Gray Institute for Radiation Oncology and Biology, ORCRB, Roosevelt Drive, Oxford, OX3 7DQ, United Kingdom.
Mol Cancer Res. 2011 Mar;9(3):249-58. doi: 10.1158/1541-7786.MCR-11-0021. Epub 2011 Feb 4.

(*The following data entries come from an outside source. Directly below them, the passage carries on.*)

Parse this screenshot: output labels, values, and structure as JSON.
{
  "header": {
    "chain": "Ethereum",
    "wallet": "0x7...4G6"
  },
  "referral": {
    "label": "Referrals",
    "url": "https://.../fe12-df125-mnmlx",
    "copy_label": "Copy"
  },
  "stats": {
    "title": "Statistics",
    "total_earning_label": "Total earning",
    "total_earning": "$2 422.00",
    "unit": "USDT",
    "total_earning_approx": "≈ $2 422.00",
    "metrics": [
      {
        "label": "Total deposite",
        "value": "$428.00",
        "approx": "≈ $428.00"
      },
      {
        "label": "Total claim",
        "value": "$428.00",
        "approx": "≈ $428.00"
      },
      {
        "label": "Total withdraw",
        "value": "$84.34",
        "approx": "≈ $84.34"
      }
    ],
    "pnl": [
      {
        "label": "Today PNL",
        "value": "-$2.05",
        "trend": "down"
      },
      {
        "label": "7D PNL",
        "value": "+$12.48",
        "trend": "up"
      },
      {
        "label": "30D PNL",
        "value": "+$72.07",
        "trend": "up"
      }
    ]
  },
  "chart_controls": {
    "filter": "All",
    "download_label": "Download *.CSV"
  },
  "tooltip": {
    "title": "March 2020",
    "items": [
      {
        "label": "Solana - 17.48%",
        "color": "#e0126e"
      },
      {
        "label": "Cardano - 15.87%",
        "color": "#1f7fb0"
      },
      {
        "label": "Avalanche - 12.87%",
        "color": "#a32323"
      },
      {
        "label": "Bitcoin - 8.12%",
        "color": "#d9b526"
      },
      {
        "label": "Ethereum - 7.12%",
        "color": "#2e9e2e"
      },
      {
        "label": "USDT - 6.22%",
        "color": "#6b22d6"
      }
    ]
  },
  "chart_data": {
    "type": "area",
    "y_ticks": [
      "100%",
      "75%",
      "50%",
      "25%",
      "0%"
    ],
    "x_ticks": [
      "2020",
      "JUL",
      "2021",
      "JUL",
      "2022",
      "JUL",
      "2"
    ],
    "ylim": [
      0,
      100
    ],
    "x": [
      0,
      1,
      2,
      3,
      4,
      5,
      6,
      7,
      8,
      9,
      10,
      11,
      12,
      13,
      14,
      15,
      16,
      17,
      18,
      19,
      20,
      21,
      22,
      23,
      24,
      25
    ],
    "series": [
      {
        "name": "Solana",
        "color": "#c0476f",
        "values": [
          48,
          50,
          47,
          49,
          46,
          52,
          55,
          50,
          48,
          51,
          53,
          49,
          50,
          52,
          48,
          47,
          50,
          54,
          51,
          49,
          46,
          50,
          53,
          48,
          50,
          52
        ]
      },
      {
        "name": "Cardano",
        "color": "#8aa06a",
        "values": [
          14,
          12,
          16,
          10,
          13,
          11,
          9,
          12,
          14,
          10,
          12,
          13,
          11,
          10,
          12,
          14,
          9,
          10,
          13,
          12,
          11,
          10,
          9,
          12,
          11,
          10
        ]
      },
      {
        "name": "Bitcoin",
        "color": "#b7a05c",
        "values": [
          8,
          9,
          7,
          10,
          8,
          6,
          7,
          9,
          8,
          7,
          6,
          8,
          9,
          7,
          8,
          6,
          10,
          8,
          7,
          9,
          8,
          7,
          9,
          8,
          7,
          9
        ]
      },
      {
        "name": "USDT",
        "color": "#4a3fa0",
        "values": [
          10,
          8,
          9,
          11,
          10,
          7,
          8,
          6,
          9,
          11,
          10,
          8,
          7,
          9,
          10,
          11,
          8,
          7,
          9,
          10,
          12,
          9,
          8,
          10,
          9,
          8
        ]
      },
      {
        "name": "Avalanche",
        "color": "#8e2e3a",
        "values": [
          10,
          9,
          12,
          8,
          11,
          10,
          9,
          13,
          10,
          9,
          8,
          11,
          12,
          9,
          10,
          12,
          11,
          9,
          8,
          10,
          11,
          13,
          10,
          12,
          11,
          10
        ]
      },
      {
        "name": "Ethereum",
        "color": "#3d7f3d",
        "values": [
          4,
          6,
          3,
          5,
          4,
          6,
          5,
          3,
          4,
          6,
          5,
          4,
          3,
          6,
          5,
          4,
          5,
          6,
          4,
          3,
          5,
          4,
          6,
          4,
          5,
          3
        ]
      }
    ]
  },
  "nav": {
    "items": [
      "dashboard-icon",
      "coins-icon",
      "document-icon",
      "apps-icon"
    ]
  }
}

TNF-related apoptosis-inducing ligand (TRAIL) is a current focus for the development of new cancer therapies, because of its selective induction of apoptosis in cancer cells. TRAIL has previously been shown to be important for tumor cell clearance from the liver; however, many cancer cell lines show some resistance toward TRAIL, posing a problem for the future use of TRAIL therapies. In this study, we show that interfering with a cell's ability to attach and spread onto a matrix can sensitize tumor cells to TRAIL-induced apoptosis in vitro. We targeted different members of the integrin signaling pathway using siRNA or inhibitors, including β-integrins, talin, Src, and downstream survival pathways PI3K and MAPK. Targeting any of these molecules could sensitize both MDA-MB-231 human breast cancer cells and TRAIL-resistant 1205Lu melanoma cells to TRAIL-induced apoptosis in vitro. Transcriptionally targeting the cytoskeleton, using myocardin-related transcription factor depletion to disrupt the transcription of cytoskeletal proteins, also caused TRAIL sensitization in MDA-MB-231 cells. We showed that this sensitivity to TRAIL correlated with increased activation of the intrinsic pathway of apoptosis. Manipulation of cell spreading therefore presents a potential method by which disseminated tumor cells could be sensitized to TRAIL therapies in vivo.
肿瘤坏死因子相关凋亡诱导配体(TRAIL)是开发新癌症疗法的当前重点,因为它能选择性诱导癌细胞凋亡。TRAIL 先前被证明对肝脏中肿瘤细胞的清除很重要;然而,许多癌细胞系对 TRAIL 表现出一定的抗性,这对未来 TRAIL 疗法的应用构成了问题。在这项研究中,我们表明,干扰细胞附着和在基质上扩散的能力可以使肿瘤细胞对 TRAIL 诱导的细胞凋亡敏感。我们使用 siRNA 或抑制剂靶向整合素信号通路的不同成员,包括β整合素、talin、Src 和下游的生存途径 PI3K 和 MAPK。靶向这些分子中的任何一个都可以使 MDA-MB-231 人乳腺癌细胞和 TRAIL 耐药的 1205Lu 黑色素瘤细胞对体外 TRAIL 诱导的细胞凋亡敏感。使用心肌营养素相关转录因子耗竭转录来破坏细胞骨架蛋白的转录,从转录上靶向细胞骨架,也会导致 MDA-MB-231 细胞对 TRAIL 敏感。我们表明,这种对 TRAIL 的敏感性与内在凋亡途径的激活增加相关。因此,细胞扩散的操纵提供了一种使体内播散的肿瘤细胞对 TRAIL 疗法敏感的潜在方法。